Targeted quantitative research is a critical need for management consulting companies that supports and justifies existing strategy recommendations and data-driven decision making. Moreover, the typical management consulting skillset do not result in the most effective data science and machine learning outcomes. This case study explores one of our partnerships working as the quantitative research division of an Australian management consulting firm where we are responsible the continuous delivery and improvement of machine learning models and monthly data science reports.
Providing value-adding quantitative research and results requires both experience in translational data science, where the key drivers and pain points of business value and ROI can be accurately identified, and expertise in the assumptions and limitations of existing machine learning systems. A considerable amount of data science projects fail to deliver on their promised ROIs simply because machine learning models are being used blindly and applied outside of their effective context. In relation to this engagement, we continuously applied feedback from subject matter experts to effectively evaluate the efficacy of modelling assumptions to the industry and business environment.
In detail, our monthly analysis were derived from the interpretations of the machine learning models in respect to how the given inputs and attributes influenced the model predictions. Our team leveraged its expertise in interpretable machine learning by adopting model-agnostic interpretability methods to minimise the accuracy-interpretability trade-off in black-box models. This is done on a monthly basis for our management consulting partner given the regulatory trend of increased model transparency and explainable automated decision making systems. Moreover, our team strongly believes in a relentless evaluation of model interpretability in order to mitigate hidden biases arisen from the model or data collection process. Nevertheless, it is incredibly important to understand the influential drivers of automated decision making systems in addition to the domains in which the model assumptions breaks-down and results in suboptimal performance.

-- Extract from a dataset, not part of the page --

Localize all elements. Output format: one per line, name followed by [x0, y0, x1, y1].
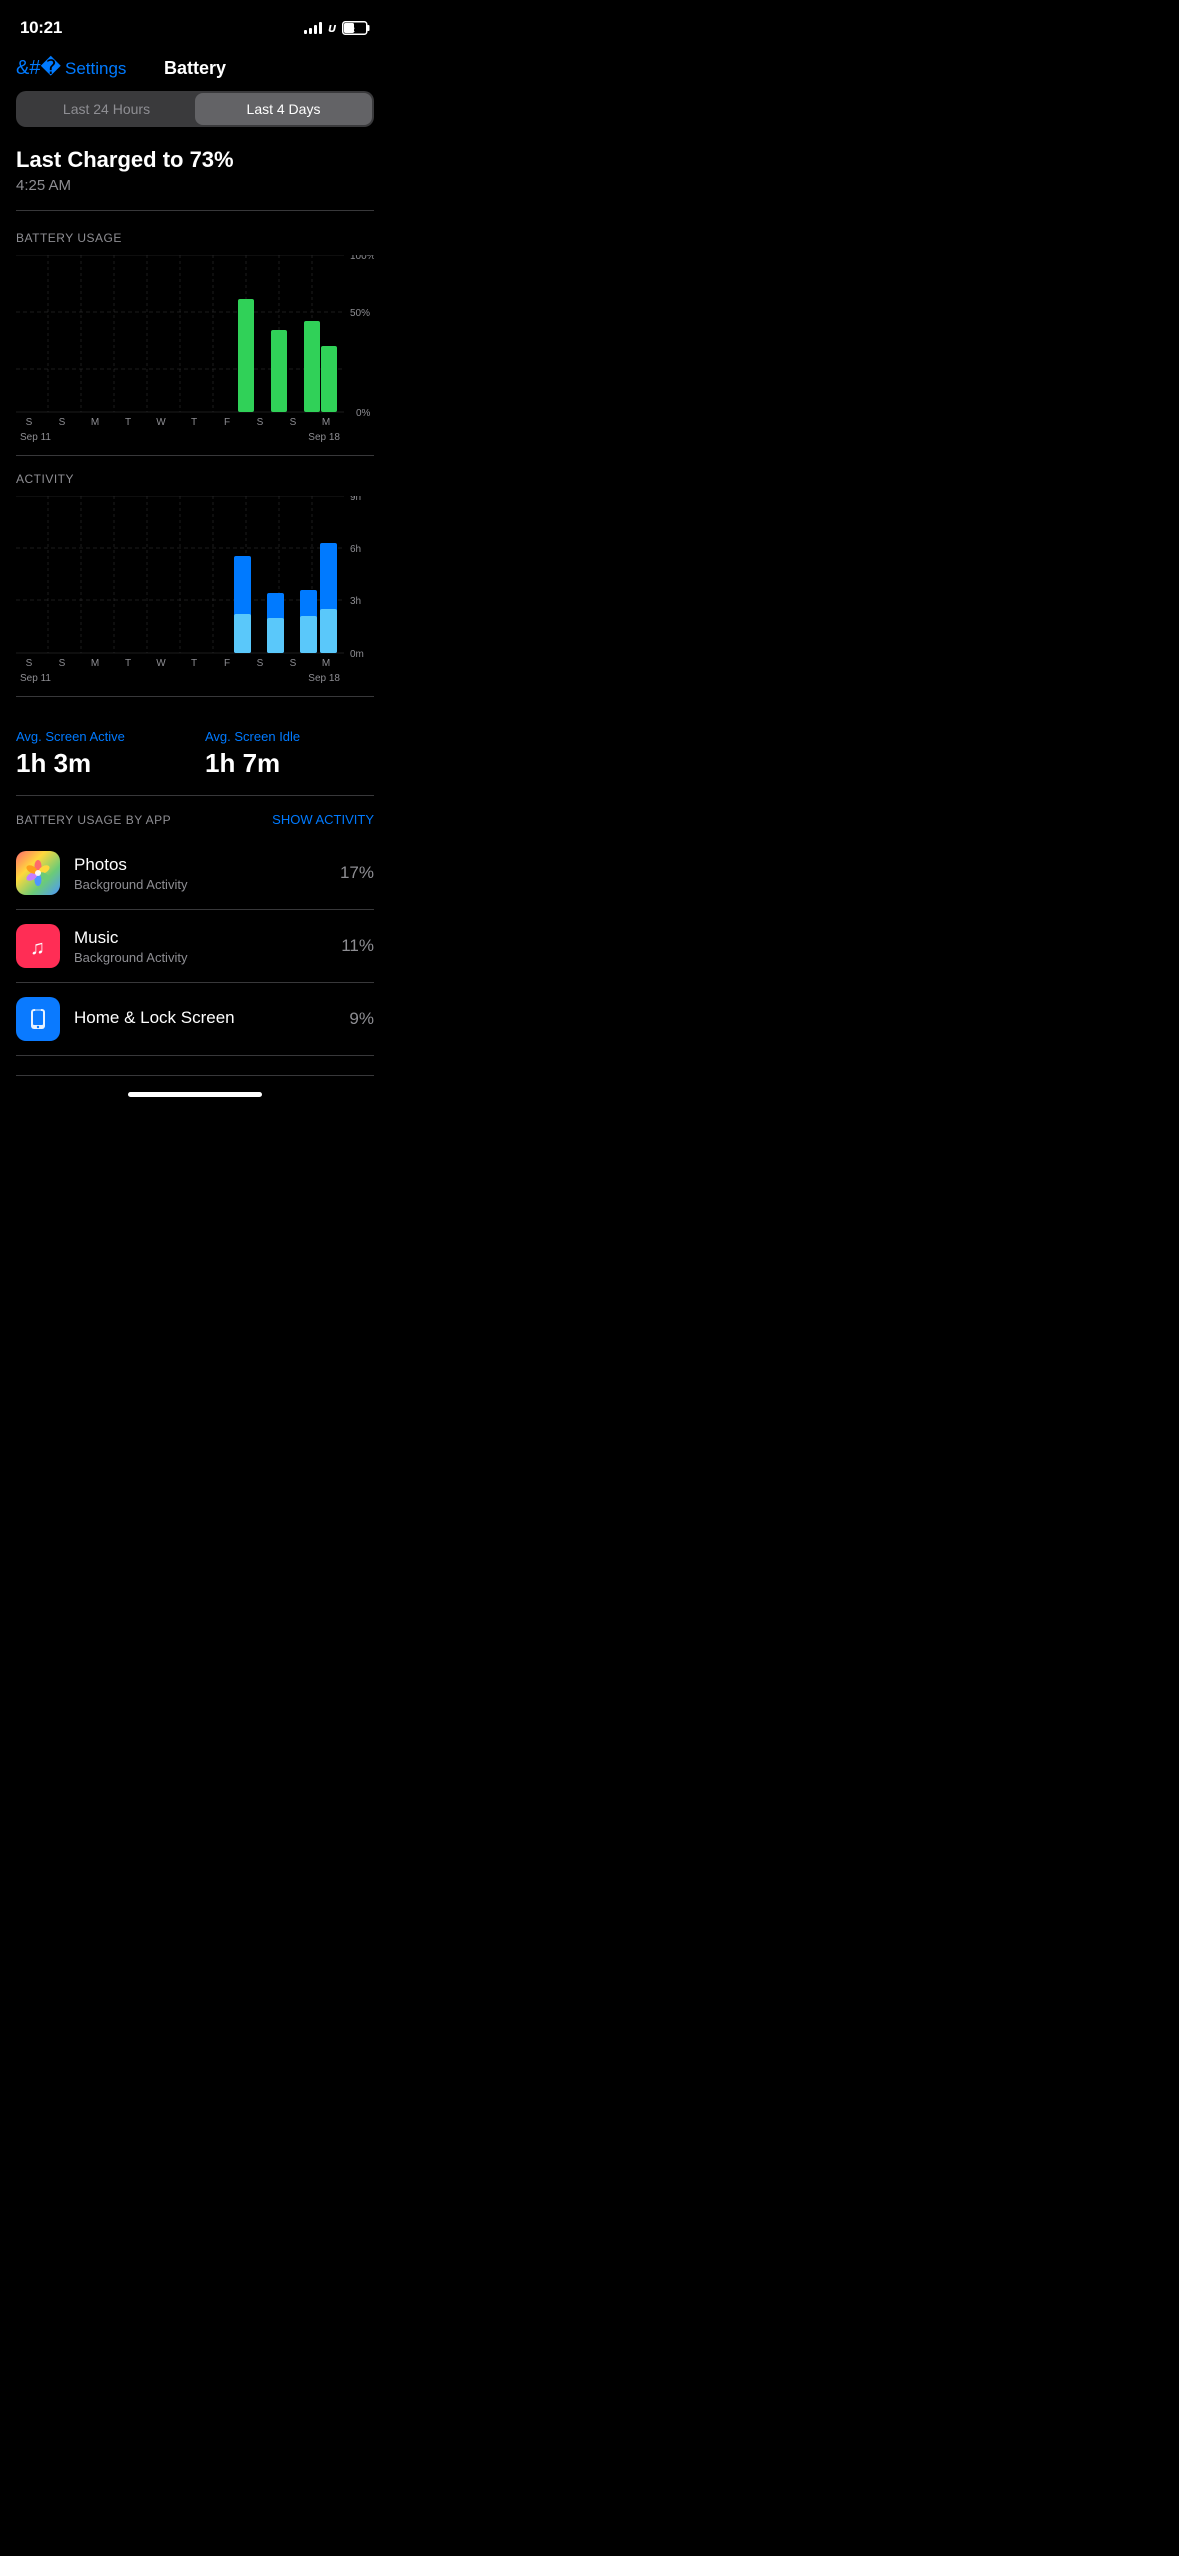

Our deliverance of quantitative research further warranted fast iterative cycles that accelerates the model development process by continuously incorporating stakeholder feedback and evaluating the candidate models based on quantitative effects on business value. We stand by our Data Science Success Framework by unifying technical data scientists, subject matter experts, workflow considerations, and productionisation strategies in order to deliver the best possible outcome. This adaptive process maximises the impact of the machine learning solutions and deeply entangles the data science workflow to the core business objects.